‘A Month in the Country’ by J. L. Carr (1980) – 135 pages
‘A Month in the Country’ by J. L. Carr is a novella that has been highly praised by a lot of people. Two fine reviews for it can be found at Pechorin’s Journal and at KevinFromCanada. It was time for me to find out what all this acclaim is about. As it turned out ‘A Month in the Country’ proved worthy of all the applause it has received and then some. It is one great little novella.
Did you ever have a time in your youth when the sun seemed to shine brighter? A time when the world seemed more alive, and the people in it seemed to make a more vivid impression?
It is 1920, and twenty-five year old Tom Birkin has just made it through World War I. As a soldier he has been through the hell that was the battle of Passchendaele coming out with a case of shell shock and a facial tic and stutter, but he is alive.
Tom came home to London and found that his wife has at least temporarily run off with another man. He gets a commission from a village church in Oxgodby in northern England to uncover a mural from the Middle Ages thought to be buried under many coats of whitewash on the church walls. He will stay in a little room inside the church attached to the furnace room. The job will take all summer.
During that summer Tom meets Charles Moon, another ex-soldier who has a special project of his own.
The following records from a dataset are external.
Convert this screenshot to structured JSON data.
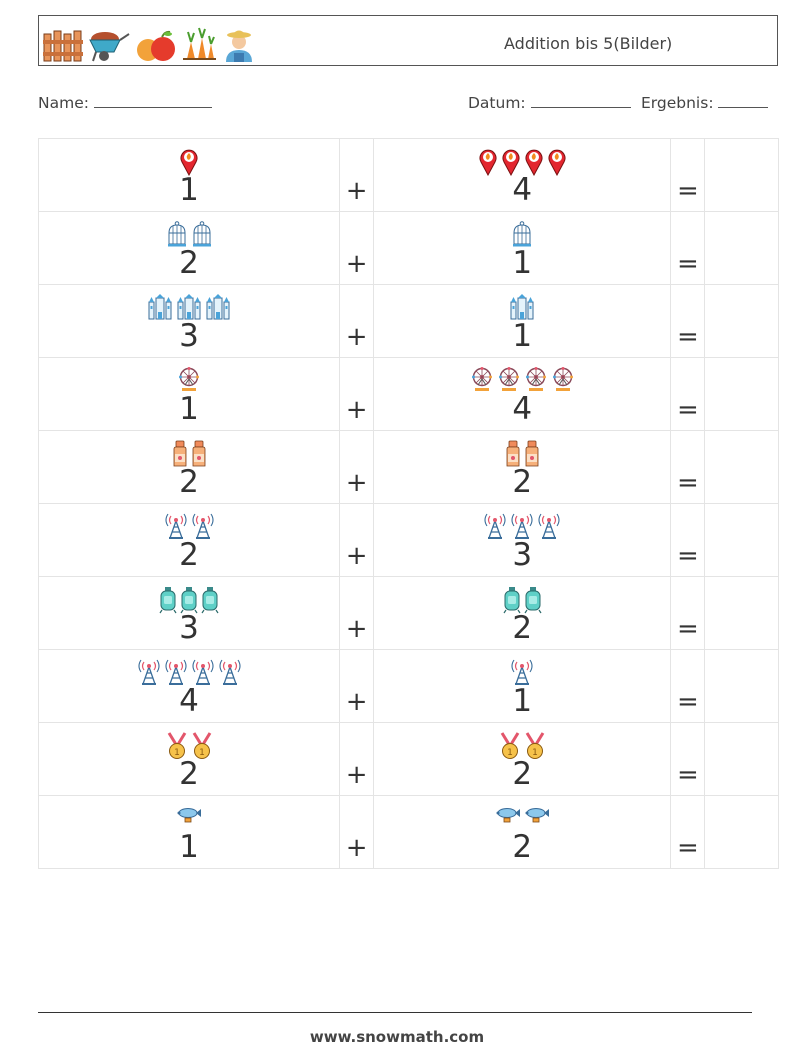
{
  "header": {
    "title": "Addition bis 5(Bilder)",
    "icons": [
      "fence-icon",
      "wheelbarrow-icon",
      "fruit-icon",
      "carrots-icon",
      "farmer-icon"
    ]
  },
  "fields": {
    "name_label": "Name:",
    "date_label": "Datum:",
    "result_label": "Ergebnis:"
  },
  "operators": {
    "plus": "+",
    "equals": "="
  },
  "problems": [
    {
      "left": 1,
      "left_icon": "location-pin-icon",
      "right": 4,
      "right_icon": "location-pin-icon"
    },
    {
      "left": 2,
      "left_icon": "birdcage-icon",
      "right": 1,
      "right_icon": "birdcage-icon"
    },
    {
      "left": 3,
      "left_icon": "castle-icon",
      "right": 1,
      "right_icon": "castle-icon"
    },
    {
      "left": 1,
      "left_icon": "ferris-wheel-icon",
      "right": 4,
      "right_icon": "ferris-wheel-icon"
    },
    {
      "left": 2,
      "left_icon": "sauce-bottle-icon",
      "right": 2,
      "right_icon": "sauce-bottle-icon"
    },
    {
      "left": 2,
      "left_icon": "radio-tower-icon",
      "right": 3,
      "right_icon": "radio-tower-icon"
    },
    {
      "left": 3,
      "left_icon": "gas-tank-icon",
      "right": 2,
      "right_icon": "gas-tank-icon"
    },
    {
      "left": 4,
      "left_icon": "radio-tower-icon",
      "right": 1,
      "right_icon": "radio-tower-icon"
    },
    {
      "left": 2,
      "left_icon": "medal-icon",
      "right": 2,
      "right_icon": "medal-icon"
    },
    {
      "left": 1,
      "left_icon": "airship-icon",
      "right": 2,
      "right_icon": "airship-icon"
    }
  ],
  "footer": {
    "website": "www.snowmath.com"
  }
}
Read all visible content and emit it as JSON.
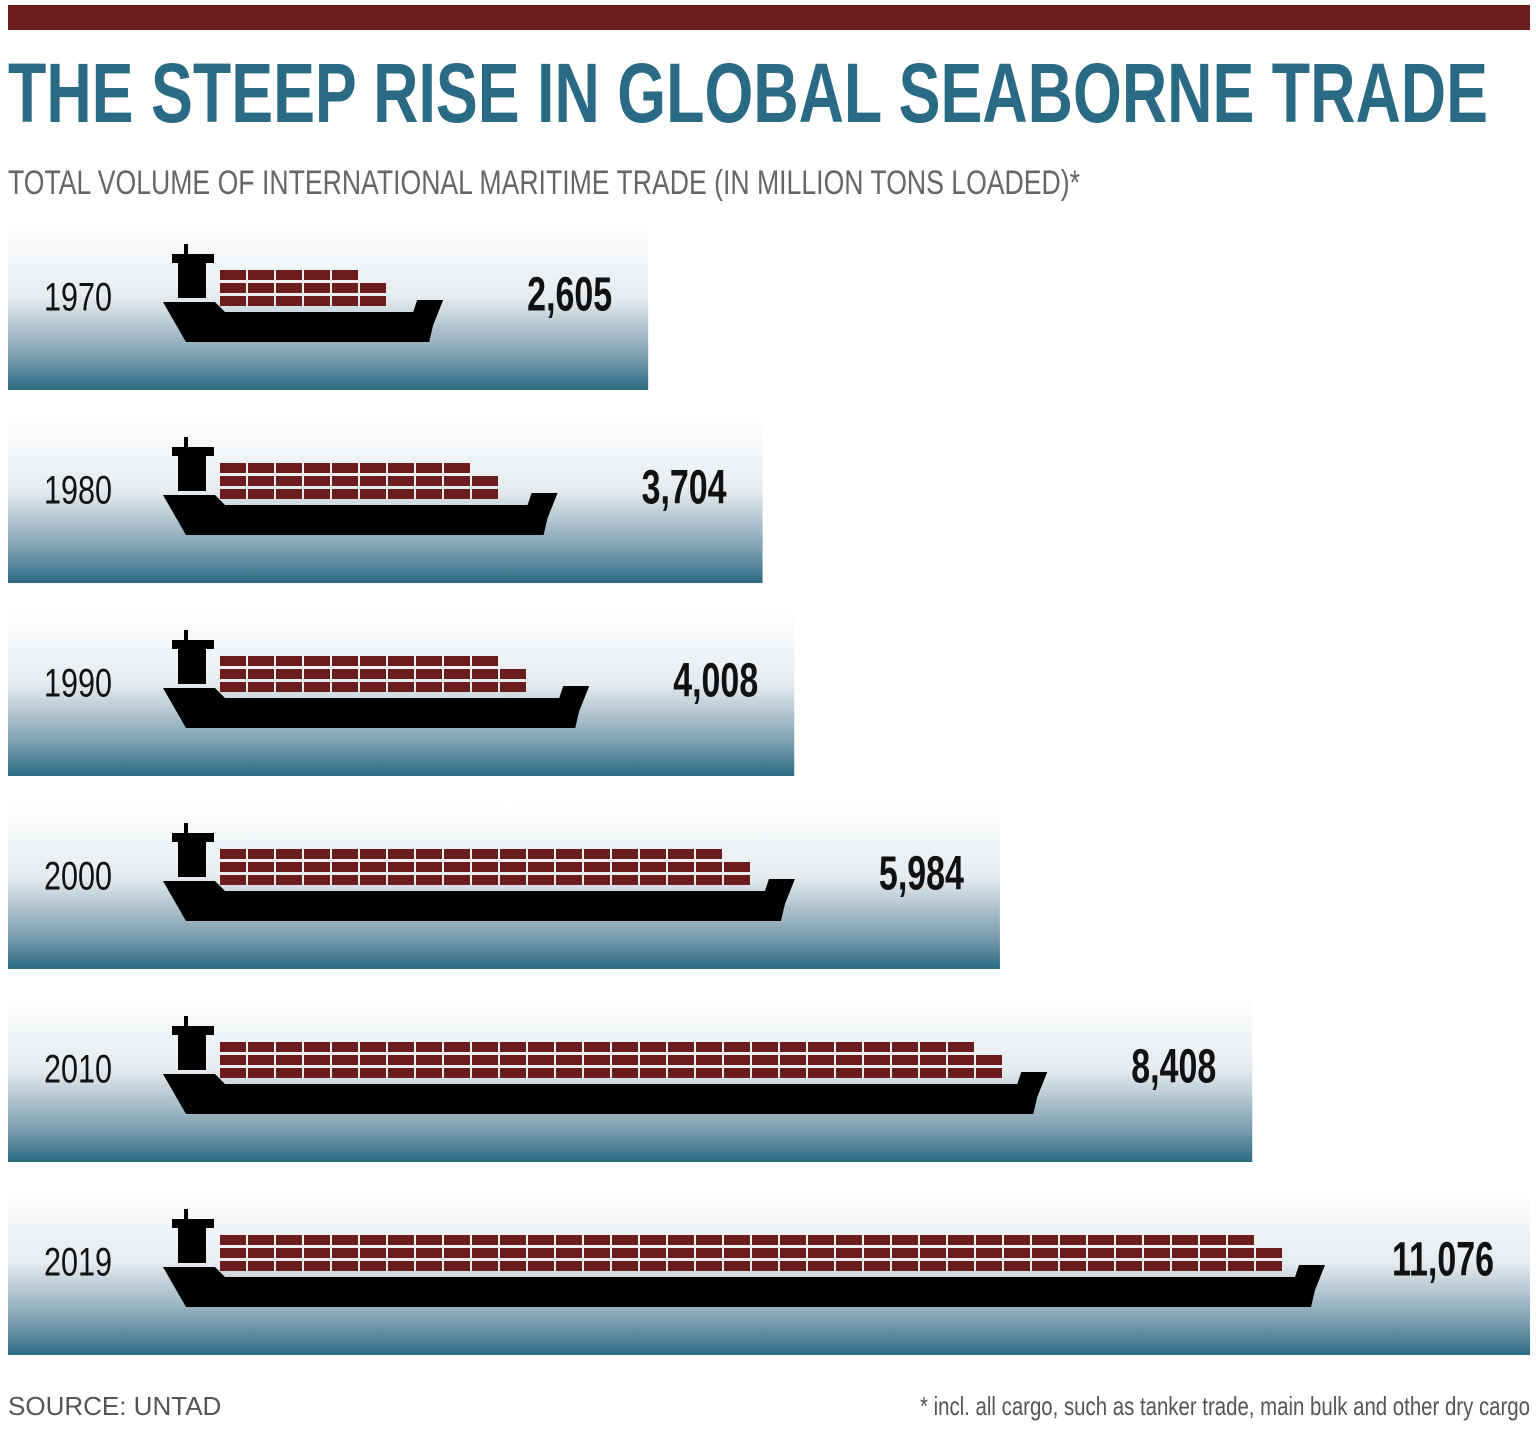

There are also the testy reverend of the church and his lovely wife and the Ellerback family and assorted other characters.
Tom has been through a lot with the war and with his wife and everything, and during these few months in Oxgodby he engages again with life relearning the small pleasures of being a civilian.
“If I’d stayed there, would I always have been happy? No, I suppose not. People move away, grow older, die, and the bright belief that there will be another marvelous thing around each corner fades. It is now or never; we must snatch at happiness as it flies.”
J. L. Carr presents this story with a kindly humorous attitude that makes it a pleasure to read. The narrator is Tom Birkin as an older man telling this story from his younger days. He views his younger self and the other characters with a generous winking detachment.
‘A Month in the Country’ is a very traditional novel told in straightforward fashion that takes us back to life as it was lived almost a century ago. I realize that some of the appeal of this novel is nostalgic, but it is so well done it is near irresistible.
If I had not already created my list of the best novellas, ‘A Month in the Country’ would certainly be on that list.